The Country House Sale

This week’s ‘attic’ sale at Chatsworth naturally enough puts me in mind of the phenomenon of the country house sale. I’ve been lucky enough to attend some fascinating sales over the last 15 years or so, and it might be as much for the opportunity to look within some extraordinary houses as to have the chance to acquire the contents. Prominent among these are Hackwood Park, with its exterior designed by John Vardy and its interior replete with surviving Vardy designed furniture, Adam designed Dumfries House, with its welter of Chippendale furniture, hardly moved since it was installed in the 1750’s, and Easton Neston, the seat of the Lords Hesketh, one of the most exquisite of all late baroque houses.

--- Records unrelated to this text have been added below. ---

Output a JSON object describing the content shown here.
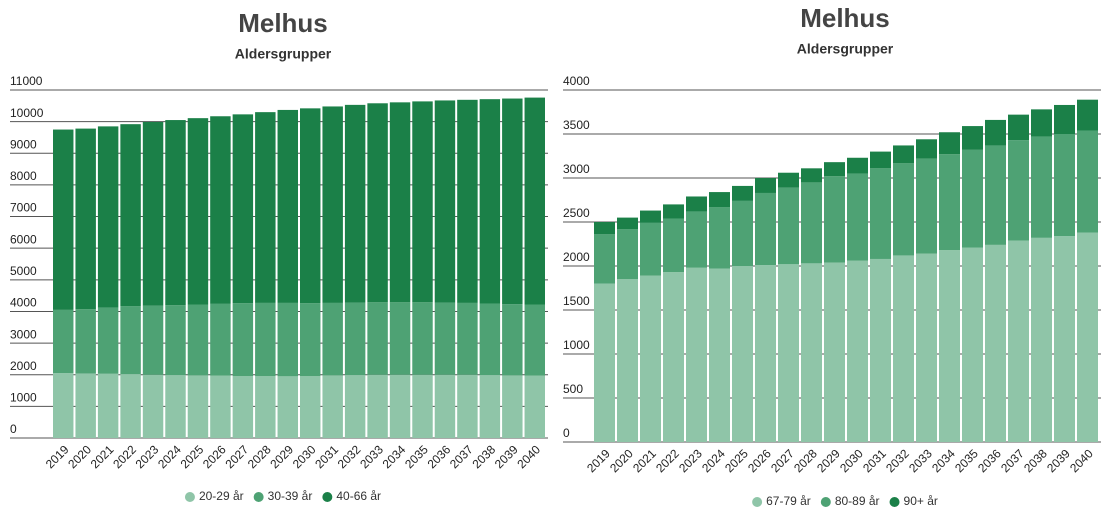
{
  "chart_data": [
    {
      "type": "bar",
      "stacked": true,
      "title": "Melhus",
      "subtitle": "Aldersgrupper",
      "categories": [
        "2019",
        "2020",
        "2021",
        "2022",
        "2023",
        "2024",
        "2025",
        "2026",
        "2027",
        "2028",
        "2029",
        "2030",
        "2031",
        "2032",
        "2033",
        "2034",
        "2035",
        "2036",
        "2037",
        "2038",
        "2039",
        "2040"
      ],
      "series": [
        {
          "name": "20-29 år",
          "color": "#8fc5a8",
          "values": [
            2050,
            2040,
            2030,
            2020,
            2000,
            1990,
            1980,
            1970,
            1960,
            1960,
            1950,
            1960,
            1980,
            1990,
            2000,
            2000,
            2000,
            2000,
            2000,
            1990,
            1980,
            1970
          ]
        },
        {
          "name": "30-39 år",
          "color": "#4ea274",
          "values": [
            2000,
            2030,
            2090,
            2150,
            2180,
            2210,
            2240,
            2270,
            2300,
            2310,
            2320,
            2300,
            2290,
            2290,
            2290,
            2290,
            2290,
            2280,
            2270,
            2260,
            2250,
            2250
          ]
        },
        {
          "name": "40-66 år",
          "color": "#1b8048",
          "values": [
            5700,
            5710,
            5730,
            5750,
            5810,
            5850,
            5890,
            5930,
            5970,
            6030,
            6100,
            6160,
            6210,
            6250,
            6290,
            6320,
            6350,
            6390,
            6420,
            6460,
            6500,
            6540
          ]
        }
      ],
      "ylim": [
        0,
        11000
      ],
      "yticks": [
        0,
        1000,
        2000,
        3000,
        4000,
        5000,
        6000,
        7000,
        8000,
        9000,
        10000,
        11000
      ],
      "grid": true,
      "legend": "bottom"
    },
    {
      "type": "bar",
      "stacked": true,
      "title": "Melhus",
      "subtitle": "Aldersgrupper",
      "categories": [
        "2019",
        "2020",
        "2021",
        "2022",
        "2023",
        "2024",
        "2025",
        "2026",
        "2027",
        "2028",
        "2029",
        "2030",
        "2031",
        "2032",
        "2033",
        "2034",
        "2035",
        "2036",
        "2037",
        "2038",
        "2039",
        "2040"
      ],
      "series": [
        {
          "name": "67-79 år",
          "color": "#8fc5a8",
          "values": [
            1800,
            1850,
            1890,
            1930,
            1980,
            1970,
            2000,
            2010,
            2020,
            2030,
            2040,
            2060,
            2080,
            2120,
            2140,
            2180,
            2210,
            2240,
            2290,
            2320,
            2340,
            2380
          ]
        },
        {
          "name": "80-89 år",
          "color": "#4ea274",
          "values": [
            560,
            570,
            600,
            610,
            640,
            700,
            740,
            820,
            870,
            920,
            980,
            990,
            1030,
            1050,
            1080,
            1090,
            1110,
            1130,
            1140,
            1150,
            1160,
            1160
          ]
        },
        {
          "name": "90+ år",
          "color": "#1b8048",
          "values": [
            140,
            130,
            140,
            160,
            170,
            170,
            170,
            170,
            170,
            160,
            160,
            180,
            190,
            200,
            220,
            250,
            270,
            290,
            290,
            310,
            330,
            350
          ]
        }
      ],
      "ylim": [
        0,
        4000
      ],
      "yticks": [
        0,
        500,
        1000,
        1500,
        2000,
        2500,
        3000,
        3500,
        4000
      ],
      "grid": true,
      "legend": "bottom"
    }
  ]
}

Dumfries, of course, was one of the most famous sales that never happened, with the Prince of Wales swooping in at the last moment to save both the house and its contents for the nation.  Given my vocation, one might ask what treasures we were able to acquire from any of the other house sales. The short answer is, not a stick. The why of this isn’t too hard to divine, either, as the notion of buying something exquisite from a country house always brings out all of the county set, all with the same objective. Consequently, whatever sells, sells well. Interestingly, the Hackwood Park sale in 1998 was right in the midst of a raging bull market- and, pardon the cliché, at the height of the dot.com boom- and attracted London city types hell bent on making a purchase. Well, that doesn’t include me, who has to make acquisitions at a price that allows me to sell at sufficient profit to allow the occasional purchase of groceries.

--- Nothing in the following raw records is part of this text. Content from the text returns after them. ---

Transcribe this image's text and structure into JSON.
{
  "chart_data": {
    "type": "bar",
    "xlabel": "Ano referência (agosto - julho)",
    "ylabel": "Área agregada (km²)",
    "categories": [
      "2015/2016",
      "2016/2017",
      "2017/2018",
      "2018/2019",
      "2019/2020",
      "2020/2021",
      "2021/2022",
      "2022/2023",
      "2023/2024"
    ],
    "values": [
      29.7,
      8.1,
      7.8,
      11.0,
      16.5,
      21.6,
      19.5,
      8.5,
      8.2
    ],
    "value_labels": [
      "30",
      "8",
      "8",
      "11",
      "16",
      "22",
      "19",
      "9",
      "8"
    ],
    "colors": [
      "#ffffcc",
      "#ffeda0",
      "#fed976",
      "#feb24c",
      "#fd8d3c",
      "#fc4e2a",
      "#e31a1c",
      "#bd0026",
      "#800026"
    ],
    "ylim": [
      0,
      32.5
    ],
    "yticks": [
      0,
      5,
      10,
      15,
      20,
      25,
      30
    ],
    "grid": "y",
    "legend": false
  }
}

It was at the Hackwood sale I first noticed, with the bursting of the dot.com bubble, how much of the material purchased that came back on the market, selling at prices significantly below those achieved for the same items at the original auction. Presumably some of the dot.com/City types needed to buy groceries, too. As much as anything, this kind of phenomenon should serve to demonstrate that the more prominent and inviting the sale, the greater the buying frenzy, and consequently, the less likely one is to acquire something at a fair, much less a bargain, price. That is probably understated- for anything of any quality, the buyer will doubtless pay through the nose.